Testemunho Pedro Miguel Vieira Barros regressou de Angola no final de Maio. Desta vez, esteve neste país africano não como jovem missionário (já várias vezes partilhou as suas vivências nas páginas deste jornal), mas como aluno da Universidade de Aveiro. O jovem de Santa Joana, 21 anos, finalista de Novas Tecnologias da Comunicação, fez em Angola o seu estágio curricular de quatro meses. Tratou-se de uma experiência inédita para um aluno da UA. E muito proveitosa em termos pessoais, como poderá ler neste testemunho de Pedro Barros.
“Fui, permaneci, adaptei-me e vivi estes quatro meses como se estivesse em casa.

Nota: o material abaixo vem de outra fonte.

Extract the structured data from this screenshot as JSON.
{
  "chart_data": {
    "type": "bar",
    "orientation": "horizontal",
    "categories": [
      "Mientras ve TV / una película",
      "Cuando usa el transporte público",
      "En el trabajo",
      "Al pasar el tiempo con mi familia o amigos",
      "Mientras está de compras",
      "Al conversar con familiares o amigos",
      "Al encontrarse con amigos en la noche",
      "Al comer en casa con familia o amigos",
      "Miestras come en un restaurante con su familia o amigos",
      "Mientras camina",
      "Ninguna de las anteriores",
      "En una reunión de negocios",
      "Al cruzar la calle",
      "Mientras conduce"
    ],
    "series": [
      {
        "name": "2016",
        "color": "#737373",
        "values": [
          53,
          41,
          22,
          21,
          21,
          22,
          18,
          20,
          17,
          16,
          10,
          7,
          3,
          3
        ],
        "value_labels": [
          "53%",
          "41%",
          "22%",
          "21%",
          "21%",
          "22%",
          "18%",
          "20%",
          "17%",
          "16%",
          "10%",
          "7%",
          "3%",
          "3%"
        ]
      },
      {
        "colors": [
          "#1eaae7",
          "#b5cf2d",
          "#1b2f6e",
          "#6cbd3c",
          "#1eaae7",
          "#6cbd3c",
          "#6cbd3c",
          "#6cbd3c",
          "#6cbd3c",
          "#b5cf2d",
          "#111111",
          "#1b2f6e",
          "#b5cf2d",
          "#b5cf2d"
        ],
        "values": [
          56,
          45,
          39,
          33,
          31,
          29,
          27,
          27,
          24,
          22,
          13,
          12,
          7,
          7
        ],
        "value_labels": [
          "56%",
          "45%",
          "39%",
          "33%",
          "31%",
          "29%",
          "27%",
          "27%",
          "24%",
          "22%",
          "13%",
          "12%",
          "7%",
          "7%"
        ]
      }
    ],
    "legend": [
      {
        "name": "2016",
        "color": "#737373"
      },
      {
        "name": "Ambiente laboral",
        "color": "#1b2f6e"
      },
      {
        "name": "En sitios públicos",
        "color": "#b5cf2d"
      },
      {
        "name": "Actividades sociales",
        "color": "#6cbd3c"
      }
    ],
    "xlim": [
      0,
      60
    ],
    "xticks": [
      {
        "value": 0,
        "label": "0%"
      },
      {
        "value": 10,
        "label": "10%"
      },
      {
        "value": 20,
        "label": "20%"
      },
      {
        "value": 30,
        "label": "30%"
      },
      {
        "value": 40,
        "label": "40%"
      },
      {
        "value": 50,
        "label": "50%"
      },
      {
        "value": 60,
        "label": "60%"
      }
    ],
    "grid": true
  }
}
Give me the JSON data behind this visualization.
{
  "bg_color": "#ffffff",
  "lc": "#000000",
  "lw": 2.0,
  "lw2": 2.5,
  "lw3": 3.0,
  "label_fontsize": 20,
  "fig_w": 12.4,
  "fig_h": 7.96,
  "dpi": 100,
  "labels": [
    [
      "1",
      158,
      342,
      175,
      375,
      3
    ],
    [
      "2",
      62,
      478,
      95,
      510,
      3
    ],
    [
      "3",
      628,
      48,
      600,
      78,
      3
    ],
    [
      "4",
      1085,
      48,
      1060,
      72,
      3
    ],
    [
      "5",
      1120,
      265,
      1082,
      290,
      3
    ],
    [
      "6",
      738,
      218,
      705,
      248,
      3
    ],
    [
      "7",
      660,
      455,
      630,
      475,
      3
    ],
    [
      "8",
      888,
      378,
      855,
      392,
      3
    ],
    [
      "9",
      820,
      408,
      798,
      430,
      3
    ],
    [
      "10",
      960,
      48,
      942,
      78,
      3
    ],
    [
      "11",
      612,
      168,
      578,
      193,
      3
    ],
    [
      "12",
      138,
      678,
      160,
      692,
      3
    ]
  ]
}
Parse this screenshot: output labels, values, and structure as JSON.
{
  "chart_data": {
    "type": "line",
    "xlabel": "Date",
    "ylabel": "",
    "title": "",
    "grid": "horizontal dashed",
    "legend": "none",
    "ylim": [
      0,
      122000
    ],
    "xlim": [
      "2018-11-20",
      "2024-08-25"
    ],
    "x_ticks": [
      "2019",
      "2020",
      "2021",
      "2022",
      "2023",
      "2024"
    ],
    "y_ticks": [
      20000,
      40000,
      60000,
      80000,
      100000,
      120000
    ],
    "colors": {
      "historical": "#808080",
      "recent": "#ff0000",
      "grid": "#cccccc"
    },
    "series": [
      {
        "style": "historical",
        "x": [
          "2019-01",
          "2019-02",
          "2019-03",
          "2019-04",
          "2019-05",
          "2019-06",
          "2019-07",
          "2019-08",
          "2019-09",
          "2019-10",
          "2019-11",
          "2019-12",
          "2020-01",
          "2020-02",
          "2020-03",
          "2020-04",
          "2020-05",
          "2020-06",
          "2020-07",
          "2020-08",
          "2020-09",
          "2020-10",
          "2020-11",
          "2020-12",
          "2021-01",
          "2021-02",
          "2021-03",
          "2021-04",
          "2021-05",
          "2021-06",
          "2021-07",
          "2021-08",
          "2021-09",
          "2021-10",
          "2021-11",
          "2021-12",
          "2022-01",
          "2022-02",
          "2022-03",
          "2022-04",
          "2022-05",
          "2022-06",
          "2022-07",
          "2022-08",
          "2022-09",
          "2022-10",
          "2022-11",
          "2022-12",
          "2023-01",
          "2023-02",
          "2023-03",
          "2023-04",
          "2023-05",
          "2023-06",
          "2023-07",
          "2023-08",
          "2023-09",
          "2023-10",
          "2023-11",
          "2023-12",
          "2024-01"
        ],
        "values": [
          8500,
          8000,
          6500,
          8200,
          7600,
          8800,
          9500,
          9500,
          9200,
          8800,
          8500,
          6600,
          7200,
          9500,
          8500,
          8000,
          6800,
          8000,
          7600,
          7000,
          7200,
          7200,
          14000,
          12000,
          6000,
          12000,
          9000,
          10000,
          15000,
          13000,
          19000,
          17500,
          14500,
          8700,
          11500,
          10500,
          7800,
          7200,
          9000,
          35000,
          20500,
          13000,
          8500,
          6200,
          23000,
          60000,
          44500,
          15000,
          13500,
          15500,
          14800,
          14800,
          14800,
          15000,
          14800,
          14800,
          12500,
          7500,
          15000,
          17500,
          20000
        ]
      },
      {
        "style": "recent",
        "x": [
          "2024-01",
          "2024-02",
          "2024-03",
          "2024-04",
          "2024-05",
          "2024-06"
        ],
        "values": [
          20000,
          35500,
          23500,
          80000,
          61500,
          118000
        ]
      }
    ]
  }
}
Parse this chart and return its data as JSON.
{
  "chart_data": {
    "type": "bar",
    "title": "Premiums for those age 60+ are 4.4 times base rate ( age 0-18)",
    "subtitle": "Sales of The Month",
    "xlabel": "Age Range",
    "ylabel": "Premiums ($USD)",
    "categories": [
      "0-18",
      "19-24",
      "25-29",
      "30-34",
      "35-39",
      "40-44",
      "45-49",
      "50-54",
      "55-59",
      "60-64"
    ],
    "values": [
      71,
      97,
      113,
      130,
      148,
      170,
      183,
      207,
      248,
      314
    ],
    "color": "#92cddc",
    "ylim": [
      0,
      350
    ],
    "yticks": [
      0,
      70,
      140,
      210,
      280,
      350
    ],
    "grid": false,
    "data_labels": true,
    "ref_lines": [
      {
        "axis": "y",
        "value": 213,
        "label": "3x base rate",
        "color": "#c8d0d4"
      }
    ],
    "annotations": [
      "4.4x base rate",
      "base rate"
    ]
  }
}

O âmbito era diferente de todas as outras experiências missionárias que já havia feito.
Rumar para outra realidade e trabalhar num ambiente social, profissional e cultural diferenciado conduziu-me a um processo de aculturação e inculturação profundo.
Estar em Angola é um estímulo: enfrentam-se bastantes obstáculos e observam-se grandes alegrias. Fui estagiar para a editora Edições Dom Bosco (EDB), que pertence à Congregação Salesiana em Angola. O estágio teve duas vertentes principais: a primeira recai sobre todo o trabalho realizado na editora EDB, desde a formação em páginas web, e na produção de conteúdos para animadores de grupos; a segunda refere-se ao acompanhamento que dei aos alunos do pólo de educação à distância da Universidade Católica de Brasília em Luanda, numa nova realidade de aprendizagem (ambiente virtual de aprendizagem), a qual eles nunca haviam experimentado.
O estágio foi bastante positivo, concretizando-se no aumento do conhecimento profissional dos membros da EDB na área em que trabalham; a manifestação e ansiedade em quererem saber mais e melhor; na adaptação às novas exigências de um bom produto final, em conformidade com as exigências do público-alvo; no sucesso do ensino a distância, pois teve continuidade (ao contrário do que tinha acontecido no ano passado); na agilização dos processos editoriais e gráficos; na produção de conteúdos editoriais e gráficos; e na presença virtual da EDB. Senti o apoio dos meus coordenadores da UA, demonstrando sempre muita atenção e amizade, por considerarem, também, um desafio diferente e de risco.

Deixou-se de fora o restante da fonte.